Europe

Get vaccinated, French pupils told as they go back to school

2 minute read

Schoolchildren, wearing protective face masks, gather as they arrive at a primary school on the first day of the new school year after summer break, in Vertou, France, September 2, 2021. REUTERS/Stephane Mahe

PARIS, Sept 2 (Reuters) - Twelve million French children, who returned to school from their summer break on Thursday, wearing masks, were told by head teachers and President Emmanuel Macron that they should get vaccinated against COVID-19.

Only about 47% of 12-to-17-year-olds are fully vaccinated, a concern for the spread of the coronavirus in general - and for how long classes can remain open.

"You need to keep getting vaccinated, and you need, even if I know it's a bit unpleasant, to continue wearing a mask in the classroom, wash your hands and keep your distance," Macron told French kids in a video posted on social media.

He visited a classroom in Marseille, where he chatted with children - with one asking him if nasal swabs for COVID-19 go all the way into the brain.

In the Rodin high school in central Paris, there was the same pro-vaccination message.

"I encourage you to get vaccinated, with the two doses, so that we can have a good year, all together. That's the objective," school principal Julie Bouvry told pupils as they arrived for their first day back.

Vaccination is not mandatory. "It's their choice," Bouvry said in an interview, but she stressed that if a non-vaccinated pupil is in contact with someone who has contracted the virus, they will need to stay home. "It's not a satisfactory situation for them, nor for us."

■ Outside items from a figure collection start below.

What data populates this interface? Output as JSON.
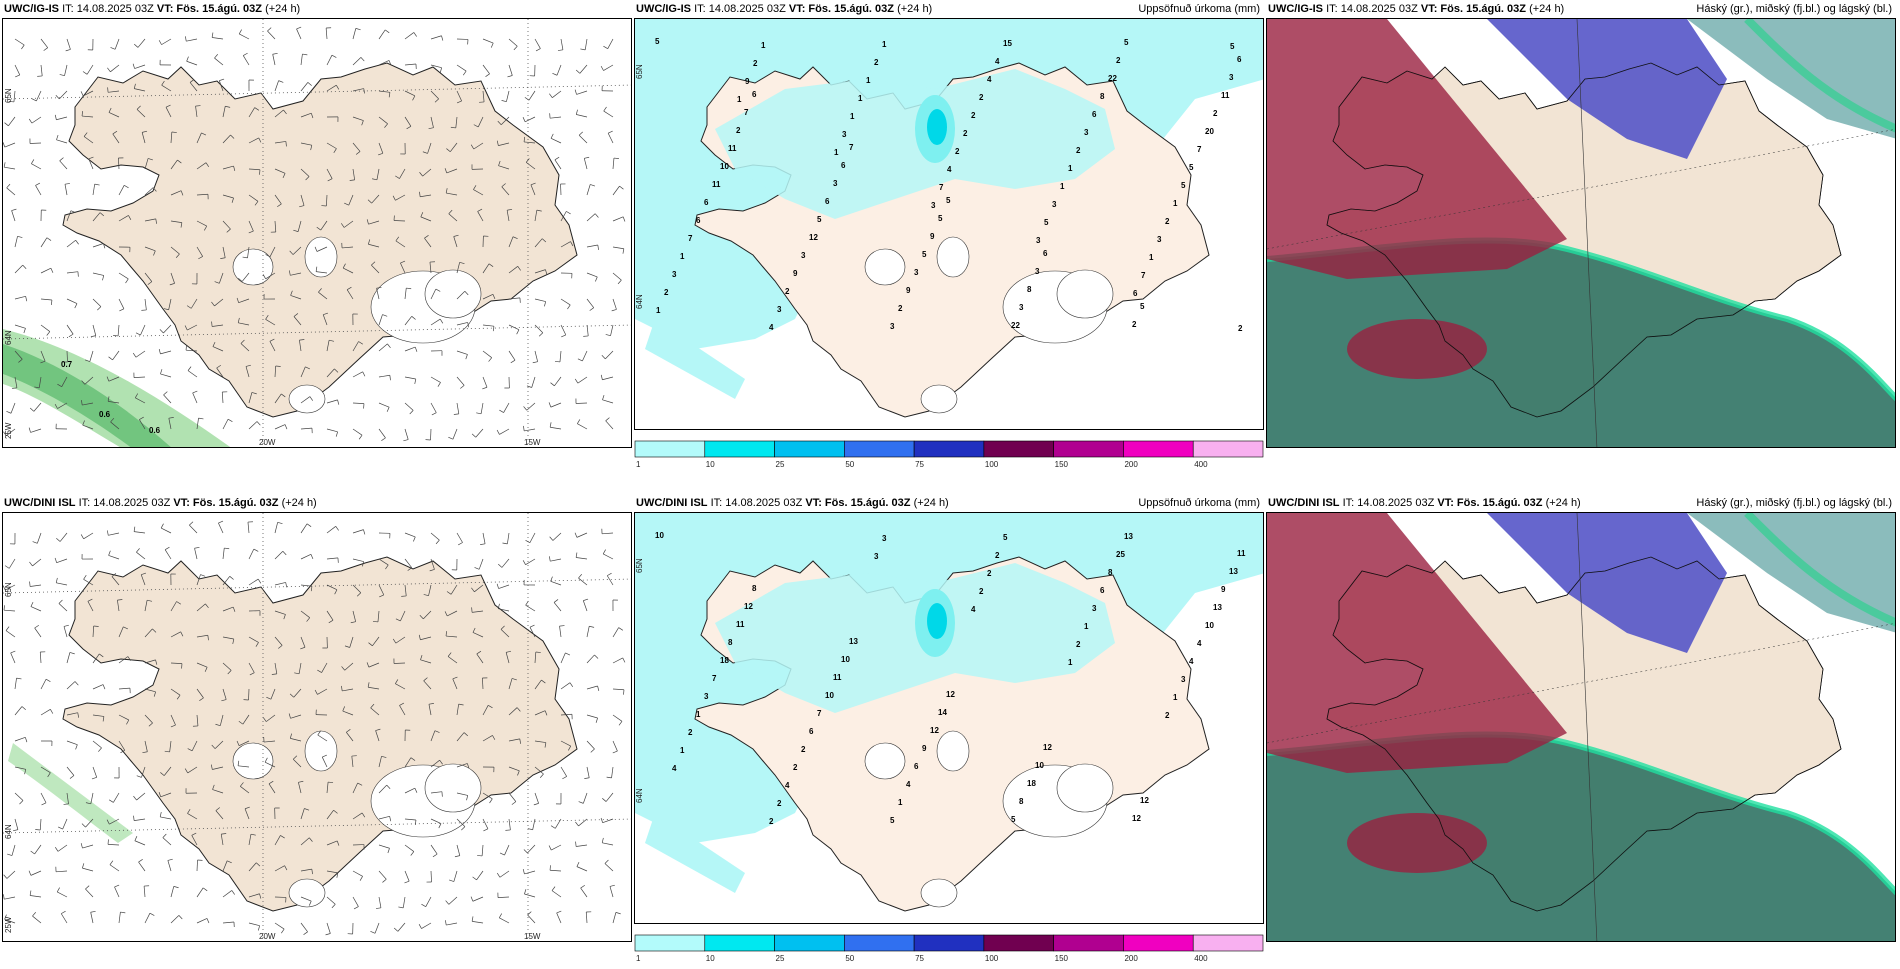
{
  "rows": [
    {
      "wind": {
        "model": "UWC/IG-IS",
        "it": "IT: 14.08.2025 03Z",
        "vt": "VT: Fös. 15.ágú. 03Z",
        "lead": "(+24 h)",
        "labels": [
          "0.7",
          "0.6",
          "0.6"
        ],
        "lon_ticks": [
          "20W",
          "15W"
        ],
        "lat_ticks": [
          "65N",
          "64N",
          "25W"
        ]
      },
      "precip": {
        "model": "UWC/IG-IS",
        "it": "IT: 14.08.2025 03Z",
        "vt": "VT: Fös. 15.ágú. 03Z",
        "lead": "(+24 h)",
        "title": "Uppsöfnuð úrkoma (mm)",
        "lat_ticks": [
          "65N",
          "64N"
        ],
        "values": [
          "5",
          "6",
          "7",
          "5",
          "6",
          "5",
          "6",
          "7",
          "6",
          "5",
          "3",
          "2",
          "3",
          "2",
          "3",
          "9",
          "8",
          "5",
          "11",
          "11",
          "6",
          "5",
          "3",
          "2",
          "2",
          "10",
          "5",
          "3",
          "22",
          "22",
          "20",
          "11",
          "12",
          "9",
          "15",
          "8",
          "7",
          "6",
          "3",
          "2",
          "4",
          "6",
          "5",
          "6",
          "9",
          "3",
          "4",
          "3",
          "5",
          "7",
          "2",
          "1",
          "2",
          "2",
          "1",
          "1",
          "3",
          "2",
          "2",
          "1",
          "2",
          "3",
          "4",
          "1",
          "2",
          "1",
          "3",
          "2",
          "1",
          "1",
          "2",
          "3",
          "1",
          "1",
          "2",
          "1",
          "4",
          "5",
          "7",
          "2",
          "9",
          "3",
          "7",
          "3",
          "6",
          "5",
          "1",
          "1",
          "3"
        ]
      },
      "cloud": {
        "model": "UWC/IG-IS",
        "it": "IT: 14.08.2025 03Z",
        "vt": "VT: Fös. 15.ágú. 03Z",
        "lead": "(+24 h)",
        "title": "Háský (gr.), miðský (fj.bl.) og lágský (bl.)"
      }
    },
    {
      "wind": {
        "model": "UWC/DINI ISL",
        "it": "IT: 14.08.2025 03Z",
        "vt": "VT: Fös. 15.ágú. 03Z",
        "lead": "(+24 h)",
        "labels": [],
        "lon_ticks": [
          "20W",
          "15W"
        ],
        "lat_ticks": [
          "65N",
          "64N",
          "25W"
        ]
      },
      "precip": {
        "model": "UWC/DINI ISL",
        "it": "IT: 14.08.2025 03Z",
        "vt": "VT: Fös. 15.ágú. 03Z",
        "lead": "(+24 h)",
        "title": "Uppsöfnuð úrkoma (mm)",
        "lat_ticks": [
          "65N",
          "64N"
        ],
        "values": [
          "10",
          "8",
          "13",
          "12",
          "12",
          "12",
          "11",
          "12",
          "10",
          "14",
          "10",
          "12",
          "13",
          "11",
          "11",
          "12",
          "18",
          "13",
          "9",
          "8",
          "10",
          "9",
          "8",
          "25",
          "13",
          "18",
          "7",
          "6",
          "5",
          "8",
          "10",
          "7",
          "6",
          "4",
          "5",
          "6",
          "4",
          "3",
          "2",
          "1",
          "2",
          "3",
          "4",
          "1",
          "2",
          "5",
          "2",
          "1",
          "3",
          "2",
          "4",
          "3",
          "2",
          "2",
          "1",
          "1",
          "2",
          "3",
          "4",
          "1",
          "2",
          "4",
          "2"
        ]
      },
      "cloud": {
        "model": "UWC/DINI ISL",
        "it": "IT: 14.08.2025 03Z",
        "vt": "VT: Fös. 15.ágú. 03Z",
        "lead": "(+24 h)",
        "title": "Háský (gr.), miðský (fj.bl.) og lágský (bl.)"
      }
    }
  ],
  "precip_scale": {
    "labels": [
      "1",
      "10",
      "25",
      "50",
      "75",
      "100",
      "150",
      "200",
      "400"
    ],
    "colors": [
      "#b3fbfb",
      "#00e8f0",
      "#00c0f0",
      "#3070f0",
      "#2030c0",
      "#700050",
      "#b00090",
      "#f000c0",
      "#f8b0f0"
    ]
  },
  "colors": {
    "land": "#f2e4d4",
    "precip_land": "#fcefe4",
    "light_precip": "#b5f7f7",
    "mid_precip": "#7ef0f0",
    "strong_precip": "#00d8e8",
    "green_band": "#8ad690",
    "high_cloud_green": "#2a7060",
    "mid_cloud_blue": "#5555c8",
    "low_cloud_red": "#9a2040"
  }
}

Eleven-year-old Rodin pupil Louise - who admitted to being a bit nervous for her first day at a big school - said she couldn't wait to be old enough to get her dose. "I really want to get vaccinated," she said.

"We have to do that (be vaccinated) so that we're not all at home in front of the computer as was planned before, so that's even better," 15-year-old Aliocha Affaticati said.

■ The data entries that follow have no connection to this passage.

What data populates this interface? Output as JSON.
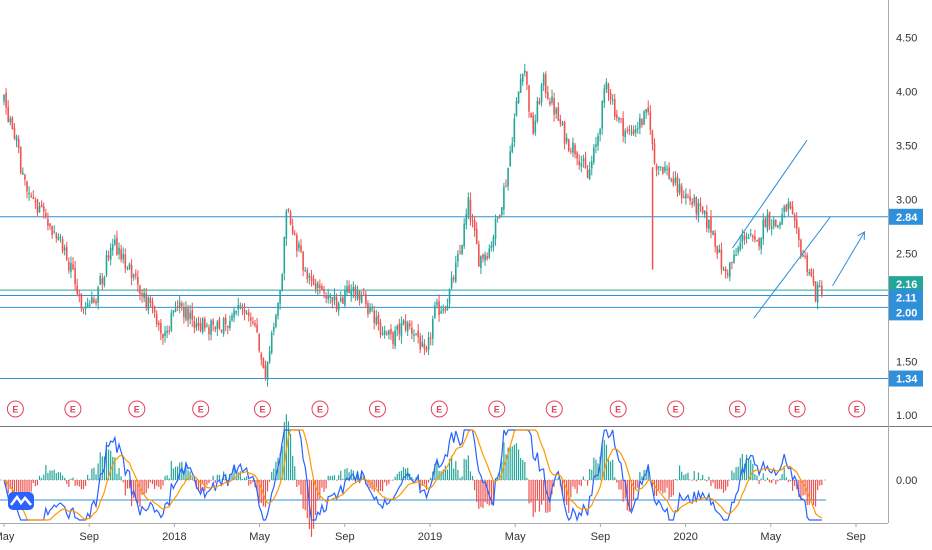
{
  "chart_data": [
    {
      "type": "candlestick",
      "title": "",
      "y_axis_position": "right",
      "y_ticks": [
        "4.50",
        "4.00",
        "3.50",
        "3.00",
        "2.50",
        "1.50",
        "1.00"
      ],
      "ylim": [
        0.9,
        4.85
      ],
      "x_ticks": [
        {
          "label": "May",
          "t": 0
        },
        {
          "label": "Sep",
          "t": 4
        },
        {
          "label": "2018",
          "t": 8
        },
        {
          "label": "May",
          "t": 12
        },
        {
          "label": "Sep",
          "t": 16
        },
        {
          "label": "2019",
          "t": 20
        },
        {
          "label": "May",
          "t": 24
        },
        {
          "label": "Sep",
          "t": 28
        },
        {
          "label": "2020",
          "t": 32
        },
        {
          "label": "May",
          "t": 36
        },
        {
          "label": "Sep",
          "t": 40
        }
      ],
      "price_path": [
        [
          0,
          3.9
        ],
        [
          0.5,
          3.6
        ],
        [
          1,
          3.1
        ],
        [
          1.6,
          2.9
        ],
        [
          2.2,
          2.75
        ],
        [
          2.8,
          2.55
        ],
        [
          3.3,
          2.25
        ],
        [
          3.8,
          1.95
        ],
        [
          4.3,
          2.1
        ],
        [
          4.8,
          2.4
        ],
        [
          5.1,
          2.65
        ],
        [
          5.5,
          2.45
        ],
        [
          6.0,
          2.3
        ],
        [
          6.6,
          2.1
        ],
        [
          7.2,
          1.85
        ],
        [
          7.6,
          1.75
        ],
        [
          8.0,
          2.0
        ],
        [
          8.5,
          1.95
        ],
        [
          9.2,
          1.85
        ],
        [
          9.8,
          1.8
        ],
        [
          10.4,
          1.85
        ],
        [
          11.0,
          1.95
        ],
        [
          11.6,
          1.9
        ],
        [
          12.0,
          1.65
        ],
        [
          12.3,
          1.32
        ],
        [
          12.6,
          1.75
        ],
        [
          13.0,
          2.2
        ],
        [
          13.3,
          2.95
        ],
        [
          13.6,
          2.7
        ],
        [
          14.0,
          2.4
        ],
        [
          14.6,
          2.2
        ],
        [
          15.2,
          2.1
        ],
        [
          15.8,
          2.0
        ],
        [
          16.3,
          2.2
        ],
        [
          16.8,
          2.1
        ],
        [
          17.5,
          1.85
        ],
        [
          18.2,
          1.7
        ],
        [
          18.8,
          1.85
        ],
        [
          19.4,
          1.75
        ],
        [
          19.8,
          1.5
        ],
        [
          20.2,
          1.95
        ],
        [
          20.8,
          2.05
        ],
        [
          21.4,
          2.5
        ],
        [
          21.8,
          2.95
        ],
        [
          22.3,
          2.45
        ],
        [
          22.8,
          2.55
        ],
        [
          23.2,
          2.85
        ],
        [
          23.6,
          3.2
        ],
        [
          24.0,
          3.8
        ],
        [
          24.4,
          4.3
        ],
        [
          24.8,
          3.6
        ],
        [
          25.3,
          4.1
        ],
        [
          25.8,
          3.85
        ],
        [
          26.4,
          3.55
        ],
        [
          26.9,
          3.45
        ],
        [
          27.4,
          3.2
        ],
        [
          27.8,
          3.5
        ],
        [
          28.3,
          4.1
        ],
        [
          28.8,
          3.75
        ],
        [
          29.3,
          3.6
        ],
        [
          29.8,
          3.7
        ],
        [
          30.3,
          3.8
        ],
        [
          30.5,
          3.35
        ],
        [
          31.0,
          3.3
        ],
        [
          31.6,
          3.1
        ],
        [
          32.2,
          3.0
        ],
        [
          32.8,
          2.85
        ],
        [
          33.3,
          2.7
        ],
        [
          33.8,
          2.3
        ],
        [
          34.3,
          2.45
        ],
        [
          34.8,
          2.7
        ],
        [
          35.3,
          2.55
        ],
        [
          35.8,
          2.85
        ],
        [
          36.3,
          2.75
        ],
        [
          36.8,
          2.95
        ],
        [
          37.3,
          2.6
        ],
        [
          37.8,
          2.35
        ],
        [
          38.1,
          2.12
        ],
        [
          38.4,
          2.18
        ]
      ],
      "horizontal_levels": [
        {
          "value": 2.84,
          "label": "2.84",
          "color": "#2f8fd8"
        },
        {
          "value": 2.16,
          "label": "2.16",
          "color": "#26a69a"
        },
        {
          "value": 2.11,
          "label": "2.11",
          "color": "#2f8fd8"
        },
        {
          "value": 2.0,
          "label": "2.00",
          "color": "#2f8fd8"
        },
        {
          "value": 1.34,
          "label": "1.34",
          "color": "#2f8fd8"
        }
      ],
      "channel_lines": [
        {
          "from": [
            34.2,
            2.55
          ],
          "to": [
            37.7,
            3.55
          ]
        },
        {
          "from": [
            35.2,
            1.9
          ],
          "to": [
            38.8,
            2.84
          ]
        }
      ],
      "arrow": {
        "from": [
          38.9,
          2.2
        ],
        "to": [
          40.4,
          2.7
        ]
      },
      "earnings_marker_label": "E",
      "earnings_t": [
        0.3,
        3.0,
        6.0,
        9.0,
        11.9,
        14.6,
        17.3,
        20.2,
        22.9,
        25.6,
        28.6,
        31.3,
        34.2,
        37.0,
        39.8
      ],
      "up_color": "#26a69a",
      "down_color": "#ef5350",
      "level_color": "#2f8fd8",
      "earnings_color": "#e0435a"
    },
    {
      "type": "line",
      "name": "oscillator",
      "y_ticks": [
        "0.00"
      ],
      "series_colors": [
        "#2962ff",
        "#ff9800"
      ],
      "histogram_colors": [
        "#26a69a",
        "#ef5350"
      ]
    }
  ]
}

The pandemic has meant significant changes for the likes of Matthieu Seguin, deputy director of the Rodin school.

"This is very different from usual," he said, spelling out safety measures that include air purifiers in classrooms, spare masks for any pupils who had forgotten theirs and hand sanitizer available everywhere.

France, where the daily average COVID-19 contagion rate has slowed, is battling a fourth wave of the pandemic, and the government aims to administer a third vaccination to some 18 million people by early 2022, a health ministry official said on Tuesday.